Quando questi capitali sono disponibili, le persone sono più resilienti, hanno maggiori strumenti per affrontare le difficoltà della vita e per poter “fiorire”, possono fare affidamento sull’esperienza delle generazioni precedenti, lasciandosi ispirare da loro e sentendosi in “buona compagnia”. Questi capitali, a cui gli scienziati sociali raramente hanno prestato attenzione, si stanno esaurendo rapidamente – senza vederne nascere nuovi – a causa dell’aumento dell’individualismo e del secolarismo delle nostre società, con conseguenze negative sulla sostenibilità anche dei nostri sistemi socio-economici.
Oggi, molte delle comunità, cooperative, imprese e movimenti – fondati nel XX secolo – soffrono per una carestia di capitali narrativi: una gravissima crisi di storie e narrazioni capaci di attrarre, convincere, incantare come nei primi tempi della loro fondazione. Molte cose sono cambiate nel passaggio tra il XX e il XXI secolo. Tra queste, i codici narrativi con cui comunicare – tra generazioni – i fatti, i valori e le esperienze importanti. Pertanto la crisi delle religioni, delle fedi e dei grandi ideali, oggi è fondamentalmente una crisi narrativa. Le persone, in particolare i giovani, non capiscono più le grandi storie: quando cerchiamo di raccontarle, finiamo per “dire parole d’amore in una lingua morta”. Non sono i contenuti a non dire più nulla, è la nostra capacità di raccontarli che fa fatica. Il futuro delle religioni, della spiritualità, degli ideali, delle virtù etiche e civili dipende soprattutto da una rivoluzione narrativa capace di ricostruire un nuovo capitale spirituale.
The Economy of Francesco e un nuovo capitale narrativo
Il linguaggio è il primo segnale che dice la crisi antropologica, e quindi spirituale ed etica, che sta attraversando anche il mondo dell’economia e dell’impresa, oggi. Sappiamo bene che “l’economia è sempre stata più grande dell’economia”. E continua ad esserlo. Dietro il denaro, il lavoro, il consumo, il risparmio, l’impresa, non ci sono solo i bisogni e i gusti dei consumatori: ci sono i sogni, i desideri, le promesse, le passioni, lo spirito, le vocazioni che nascono dalla vita economica per indicare qualcosa che va oltre l’economia. Perché l’economia è un universo di parole, simboli, segni: un codice per decifrare la grammatica dell’anima degli individui e delle società.
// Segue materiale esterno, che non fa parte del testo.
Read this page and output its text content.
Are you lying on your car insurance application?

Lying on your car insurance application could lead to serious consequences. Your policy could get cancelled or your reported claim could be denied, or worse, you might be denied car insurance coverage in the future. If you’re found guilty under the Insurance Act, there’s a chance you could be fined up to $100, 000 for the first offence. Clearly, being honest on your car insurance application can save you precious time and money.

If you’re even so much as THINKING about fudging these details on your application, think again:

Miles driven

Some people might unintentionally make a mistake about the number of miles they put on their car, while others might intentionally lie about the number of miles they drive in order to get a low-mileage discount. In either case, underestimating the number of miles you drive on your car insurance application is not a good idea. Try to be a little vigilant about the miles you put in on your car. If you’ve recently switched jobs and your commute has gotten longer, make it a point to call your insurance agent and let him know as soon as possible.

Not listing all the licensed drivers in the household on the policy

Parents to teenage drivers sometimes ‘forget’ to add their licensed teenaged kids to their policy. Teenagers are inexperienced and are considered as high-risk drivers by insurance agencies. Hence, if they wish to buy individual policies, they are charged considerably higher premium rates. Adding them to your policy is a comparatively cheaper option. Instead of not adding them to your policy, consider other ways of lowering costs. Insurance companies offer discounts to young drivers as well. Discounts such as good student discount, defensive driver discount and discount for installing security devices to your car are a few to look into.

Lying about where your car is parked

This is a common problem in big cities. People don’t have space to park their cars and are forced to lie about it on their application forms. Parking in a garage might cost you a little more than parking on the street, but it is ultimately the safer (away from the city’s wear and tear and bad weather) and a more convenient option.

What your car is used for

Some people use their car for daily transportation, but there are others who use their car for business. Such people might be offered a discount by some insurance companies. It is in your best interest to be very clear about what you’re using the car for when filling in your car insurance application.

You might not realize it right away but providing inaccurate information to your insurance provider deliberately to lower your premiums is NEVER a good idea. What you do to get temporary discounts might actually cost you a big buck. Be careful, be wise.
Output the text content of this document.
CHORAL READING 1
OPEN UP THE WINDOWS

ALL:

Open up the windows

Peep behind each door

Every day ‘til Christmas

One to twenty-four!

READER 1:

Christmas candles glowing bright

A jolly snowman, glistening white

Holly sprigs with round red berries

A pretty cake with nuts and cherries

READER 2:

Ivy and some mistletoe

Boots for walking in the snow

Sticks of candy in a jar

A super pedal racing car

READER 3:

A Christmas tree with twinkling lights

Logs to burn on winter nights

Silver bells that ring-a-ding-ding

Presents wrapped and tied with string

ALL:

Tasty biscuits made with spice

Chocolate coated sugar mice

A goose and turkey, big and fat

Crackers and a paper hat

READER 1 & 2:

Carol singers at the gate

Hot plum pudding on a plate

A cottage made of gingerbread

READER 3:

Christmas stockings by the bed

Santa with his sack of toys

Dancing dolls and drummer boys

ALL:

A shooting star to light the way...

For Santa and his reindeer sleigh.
Il mondo dell’economia, dell’impresa, della finanza, sono luoghi umani (perché abitati ancora da esseri umani!) dove più forte è la sofferenza per la carestia di parole vive e vere, da un lato, e per la grande quantità di chiacchiere inutili, dall’altro: parole, frasi, espressioni troppo povere per dire bene le cose umane che accadono, slogan espressione di un pensiero unico che sta contribuendo alla perdita di biodiversità e generatività.
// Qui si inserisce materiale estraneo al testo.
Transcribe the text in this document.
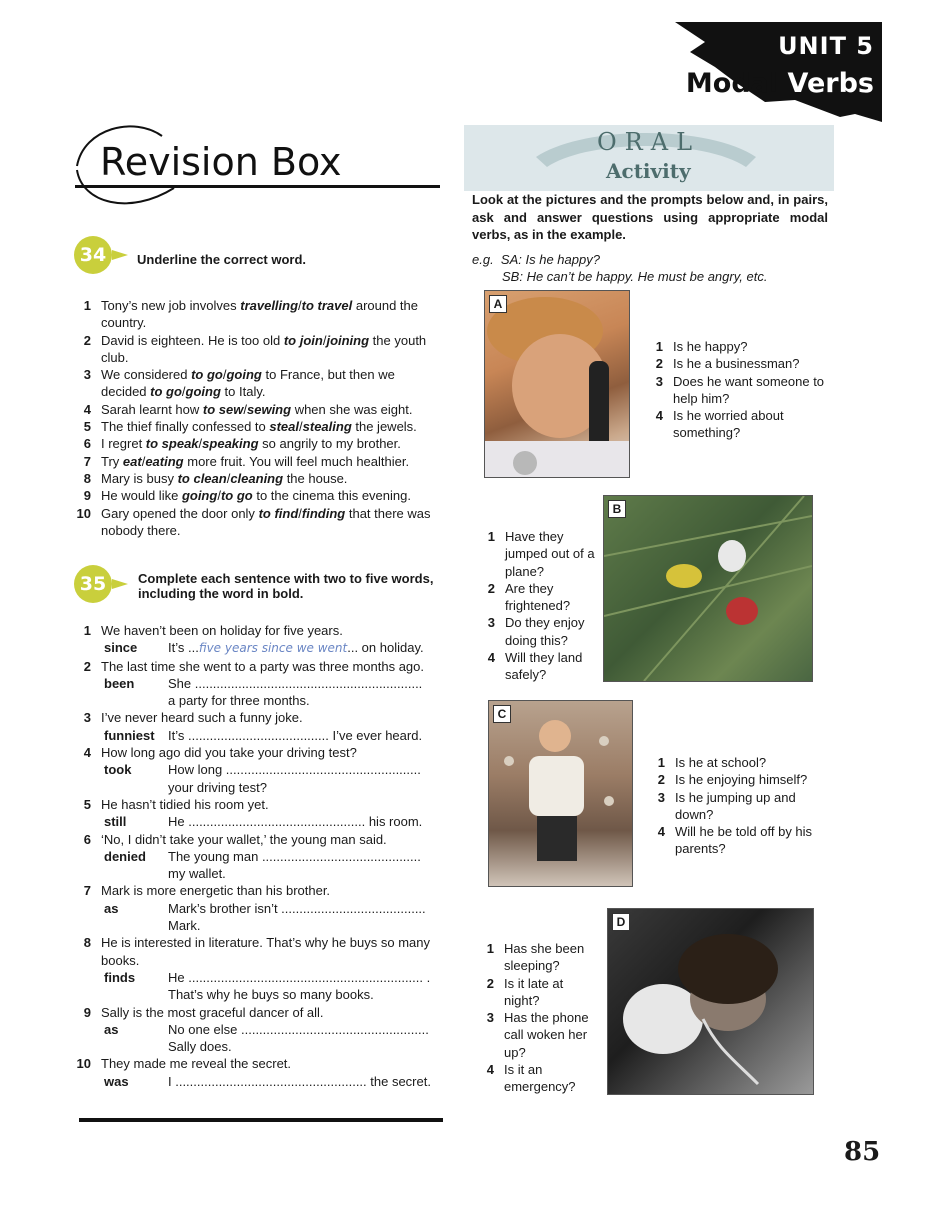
UNIT 5
Modal Verbs
Revision Box
34	Underline the correct word.
1 Tony’s new job involves travelling/to travel around the country.
2 David is eighteen. He is too old to join/joining the youth club.
3 We considered to go/going to France, but then we decided to go/going to Italy.
4 Sarah learnt how to sew/sewing when she was eight.
5 The thief finally confessed to steal/stealing the jewels.
6 I regret to speak/speaking so angrily to my brother.
7 Try eat/eating more fruit. You will feel much healthier.
8 Mary is busy to clean/cleaning the house.
9 He would like going/to go to the cinema this evening.
10 Gary opened the door only to find/finding that there was nobody there.
35	Complete each sentence with two to five words, including the word in bold.
1 We haven’t been on holiday for five years.
since It’s ...five years since we went... on holiday.
2 The last time she went to a party was three months ago.
been	She ...............................................................
a party for three months.
3 I’ve never heard such a funny joke.
funniest It’s ....................................... I’ve ever heard.
4 How long ago did you take your driving test?
took	How long ......................................................
your driving test?
5 He hasn’t tidied his room yet.
still	He ................................................. his room.
6 ‘No, I didn’t take your wallet,’ the young man said.
denied The young man ............................................
my wallet.
7 Mark is more energetic than his brother.
as	Mark’s brother isn’t ........................................
Mark.
8 He is interested in literature. That’s why he buys so many books.
finds	He ................................................................. .
That’s why he buys so many books.
9 Sally is the most graceful dancer of all.
as	No one else ....................................................
Sally does.
10 They made me reveal the secret.
was	I ..................................................... the secret.
ORAL
Activity
Look at the pictures and the prompts below and, in pairs, ask and answer questions using appropriate modal verbs, as in the example.
e.g. SA: Is he happy?
SB: He can’t be happy. He must be angry, etc.
A
1 Is he happy?
2 Is he a businessman?
3 Does he want someone to help him?
4 Is he worried about something?
B
1 Have they jumped out of a plane?
2 Are they frightened?
3 Do they enjoy doing this?
4 Will they land safely?
C
1 Is he at school?
2 Is he enjoying himself?
3 Is he jumping up and down?
4 Will he be told off by his parents?
D
1 Has she been sleeping?
2 Is it late at night?
3 Has the phone call woken her up?
4 Is it an emergency?
85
È necessario far rivivere le narrazioni spirituali ed etiche nel contesto della nostra contemporaneità. Restituire un’anima all’economia (Papa Francesco, 2019) è una sfida che richiede una nuova stagione di autentica spiritualità, erede e continuatrice delle grandi narrative. La “missione” di EoF è anche quella di offrire nuovi capitali narrativi, in economia, nelle scienze sociali, nella teologia, nella spiritualità … e in tanti altri ambiti della vita! E di far emergere creatività, coraggio, capacità di attrarre nuovi giovani talenti e idee.